With warfarin, he said, time in the therapeutic international normalized ratio range (TTR) is a proven predictor of clinical outcomes. So if a patient’s TTR is varying widely at repeated testing, “saying warfarin’s better for you doesn’t make any sense, it’s not biologically plausible. Whereas, if they’re nonadherent, and you know that, but most of the time their blood tests are okay, there’s some reason to believe they may have a net benefit,” he said, referring to the current findings.
“And this is why I think there’s limitations to these administrative data sets, that we don’t try to make a lot of therapeutic recommendations from them.”
Also at the media briefing, Andrea M. Russo, MD, agreed that “it’s hard to make firm conclusions from something like this study.” But in the present NOAC age, selection bias may be enhancing apparent outcomes among patients getting warfarin compared to the newer drugs, said Russo, from Cooper University Hospital, Camden, New Jersey.

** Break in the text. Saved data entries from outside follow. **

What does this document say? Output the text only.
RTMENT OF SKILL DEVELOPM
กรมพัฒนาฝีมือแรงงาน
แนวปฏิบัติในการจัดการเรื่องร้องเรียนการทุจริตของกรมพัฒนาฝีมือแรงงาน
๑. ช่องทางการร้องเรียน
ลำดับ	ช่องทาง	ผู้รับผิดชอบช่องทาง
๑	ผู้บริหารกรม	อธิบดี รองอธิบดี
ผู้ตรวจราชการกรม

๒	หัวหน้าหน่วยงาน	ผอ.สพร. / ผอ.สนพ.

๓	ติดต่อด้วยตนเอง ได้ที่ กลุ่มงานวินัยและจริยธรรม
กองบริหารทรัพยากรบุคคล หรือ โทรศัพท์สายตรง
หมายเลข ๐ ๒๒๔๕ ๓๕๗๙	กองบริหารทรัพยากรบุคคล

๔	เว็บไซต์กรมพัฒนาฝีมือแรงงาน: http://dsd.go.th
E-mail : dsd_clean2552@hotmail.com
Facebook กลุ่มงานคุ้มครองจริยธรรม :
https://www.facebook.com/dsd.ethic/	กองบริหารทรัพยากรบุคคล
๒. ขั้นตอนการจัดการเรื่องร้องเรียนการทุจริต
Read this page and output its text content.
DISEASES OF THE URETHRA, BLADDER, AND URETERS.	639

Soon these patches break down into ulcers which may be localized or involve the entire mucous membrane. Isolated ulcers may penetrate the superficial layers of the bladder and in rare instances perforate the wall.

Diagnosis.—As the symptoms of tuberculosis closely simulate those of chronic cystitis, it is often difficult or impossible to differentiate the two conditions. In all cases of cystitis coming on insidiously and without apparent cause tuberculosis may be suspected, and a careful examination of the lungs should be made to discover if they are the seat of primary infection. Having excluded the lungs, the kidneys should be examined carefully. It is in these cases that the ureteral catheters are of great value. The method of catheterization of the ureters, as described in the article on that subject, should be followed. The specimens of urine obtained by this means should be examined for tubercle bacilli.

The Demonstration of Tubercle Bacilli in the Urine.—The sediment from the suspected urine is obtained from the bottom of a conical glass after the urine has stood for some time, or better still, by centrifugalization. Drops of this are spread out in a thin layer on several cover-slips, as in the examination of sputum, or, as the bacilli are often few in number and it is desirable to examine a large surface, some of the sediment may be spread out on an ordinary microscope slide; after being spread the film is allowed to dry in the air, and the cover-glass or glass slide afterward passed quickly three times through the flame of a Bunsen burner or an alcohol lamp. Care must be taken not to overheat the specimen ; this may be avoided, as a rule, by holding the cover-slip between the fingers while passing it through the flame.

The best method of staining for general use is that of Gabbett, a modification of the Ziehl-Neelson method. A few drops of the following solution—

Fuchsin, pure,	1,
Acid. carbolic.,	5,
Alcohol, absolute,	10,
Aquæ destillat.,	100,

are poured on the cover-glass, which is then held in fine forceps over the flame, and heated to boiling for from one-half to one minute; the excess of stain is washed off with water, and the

“I don’t think its completely out of the question that we’ve already preselected some patients who are more adherent because they were doing great all along, and nobody really said they had to switch over.”
If patients say they’re doing well on warfarin and don’t want to change their regimen, “I don’t force them to switch. So I’ve already preselected someone who might be doing well. I don’t know if that’s the case, but that’s a possibility.”
The analysis looked at administrative claims for patients in the IBM Watson Health Market Scan databases who were written a prescription of warfarin or a NOAC for nonvalvular AF over 18 months starting in 2015. It included only adults with a CHA2DS2-VASc score of 2 or higher and excluded those with only transient AF or with only short-term OAC use in the previous year.
Role of NOAC Dosing Schedules
Heidbuchel pointed out some limitations to the analysis, including a lack of propensity matching to attenuate confounding, exclusion of transient AF even if the patients otherwise had an elevated stroke risk, no formal adjudication of events, no distinguishing among the different NOACs, and exclusion of patients with prior short-term OAC therapy — who could have stopped taking the drugs because they experienced one of the evaluated endpoints.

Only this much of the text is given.